Ingredients for 2 servings:
- 1 onion(s), red, diced
- 1 garlic clove(s), chopped
- 500 g diced tomatoes
- 300 g cucumber(s), peeled, pitted, diced
- 1 tsp cumin, ground
- 1 tsp paprika powder, hot or chili seasoning mix to taste
- 1 tsp vegetable stock, granulated
- 125 ml red wine
- Sugar
- olive oil
- salt and pepper
- Herbs as desired (e.g. oregano)
- 1 bay leaf
Instructions
Working time approx. 20 minutes; Total time approx. 20 minutes
Spicy, delicious cold or warm
Heat the olive oil in a tall pot, fry the onions and garlic, add the cumin and a pinch of sugar, and fry them. Add the diced tomatoes and cucumber and fry them briefly, season with oregano (or other herbs, if desired), bay leaves, paprika (or a chili mix), and granulated stock, then pour in the red wine and 150 ml water.
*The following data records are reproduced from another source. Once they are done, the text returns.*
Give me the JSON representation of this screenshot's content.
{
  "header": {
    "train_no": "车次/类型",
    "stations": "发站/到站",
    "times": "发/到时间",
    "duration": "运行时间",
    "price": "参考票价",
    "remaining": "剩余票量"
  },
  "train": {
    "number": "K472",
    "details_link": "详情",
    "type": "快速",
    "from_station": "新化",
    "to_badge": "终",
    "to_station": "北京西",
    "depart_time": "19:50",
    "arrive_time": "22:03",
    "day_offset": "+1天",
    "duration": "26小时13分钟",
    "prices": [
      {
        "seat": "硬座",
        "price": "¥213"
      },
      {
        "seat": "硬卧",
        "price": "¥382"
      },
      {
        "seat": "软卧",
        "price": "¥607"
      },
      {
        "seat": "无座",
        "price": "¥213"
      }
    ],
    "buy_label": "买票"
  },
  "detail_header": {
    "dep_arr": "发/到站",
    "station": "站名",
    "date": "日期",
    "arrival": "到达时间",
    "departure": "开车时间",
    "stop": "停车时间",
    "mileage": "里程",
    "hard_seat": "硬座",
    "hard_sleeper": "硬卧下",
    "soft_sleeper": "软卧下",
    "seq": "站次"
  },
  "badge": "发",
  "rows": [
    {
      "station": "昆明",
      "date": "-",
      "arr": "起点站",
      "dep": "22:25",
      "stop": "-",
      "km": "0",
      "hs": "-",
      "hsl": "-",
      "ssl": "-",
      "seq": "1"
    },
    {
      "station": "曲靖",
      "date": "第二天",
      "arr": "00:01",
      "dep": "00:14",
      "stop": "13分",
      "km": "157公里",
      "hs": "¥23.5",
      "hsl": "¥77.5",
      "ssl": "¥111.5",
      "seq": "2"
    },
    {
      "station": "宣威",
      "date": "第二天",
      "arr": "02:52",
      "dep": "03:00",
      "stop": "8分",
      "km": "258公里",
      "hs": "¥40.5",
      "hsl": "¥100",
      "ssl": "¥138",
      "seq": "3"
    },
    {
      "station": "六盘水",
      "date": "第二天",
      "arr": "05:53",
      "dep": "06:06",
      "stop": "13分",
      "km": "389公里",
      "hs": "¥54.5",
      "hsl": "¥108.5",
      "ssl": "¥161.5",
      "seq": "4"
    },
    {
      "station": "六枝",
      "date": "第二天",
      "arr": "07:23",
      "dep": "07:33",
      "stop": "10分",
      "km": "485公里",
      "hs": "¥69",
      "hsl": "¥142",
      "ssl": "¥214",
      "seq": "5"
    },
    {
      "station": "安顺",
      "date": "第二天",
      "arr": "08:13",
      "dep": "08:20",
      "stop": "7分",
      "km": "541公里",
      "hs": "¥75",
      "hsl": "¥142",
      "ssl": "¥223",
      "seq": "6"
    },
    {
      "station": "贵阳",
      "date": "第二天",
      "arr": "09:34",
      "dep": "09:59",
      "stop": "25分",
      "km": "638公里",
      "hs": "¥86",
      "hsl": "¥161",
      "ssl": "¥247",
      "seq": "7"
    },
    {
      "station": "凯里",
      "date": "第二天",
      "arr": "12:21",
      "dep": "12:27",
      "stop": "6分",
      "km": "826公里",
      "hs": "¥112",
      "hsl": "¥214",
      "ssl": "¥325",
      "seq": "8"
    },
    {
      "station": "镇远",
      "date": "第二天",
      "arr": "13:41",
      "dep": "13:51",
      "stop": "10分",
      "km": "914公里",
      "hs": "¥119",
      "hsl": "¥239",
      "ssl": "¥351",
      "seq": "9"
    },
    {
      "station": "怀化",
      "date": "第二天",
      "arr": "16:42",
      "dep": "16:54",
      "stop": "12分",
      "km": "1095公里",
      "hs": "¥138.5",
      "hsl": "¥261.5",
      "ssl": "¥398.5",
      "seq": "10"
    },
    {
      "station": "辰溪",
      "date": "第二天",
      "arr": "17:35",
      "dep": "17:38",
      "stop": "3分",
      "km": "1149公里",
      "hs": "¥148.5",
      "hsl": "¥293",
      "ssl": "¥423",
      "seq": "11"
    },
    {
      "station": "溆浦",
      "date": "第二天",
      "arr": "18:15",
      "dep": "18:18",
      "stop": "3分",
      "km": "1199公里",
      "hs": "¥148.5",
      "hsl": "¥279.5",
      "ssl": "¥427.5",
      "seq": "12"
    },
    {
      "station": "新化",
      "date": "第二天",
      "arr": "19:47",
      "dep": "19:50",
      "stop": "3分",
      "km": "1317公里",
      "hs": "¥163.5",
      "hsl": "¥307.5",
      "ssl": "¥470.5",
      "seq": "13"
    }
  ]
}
Cover and simmer gently for 15 minutes, until the cucumbers are soft. Remove the bay leaf and puree the soup, adjusting the consistency by reducing the liquid or adding more water as desired. Season to taste and serve garnished with fresh herbs, if desired. The soup is delicious hot or cold. Tip: You can also add some raw diced tomatoes, cucumber, or peppers as a garnish. Small pieces of mozzarella (di bufala) are also very tasty in the hot soup.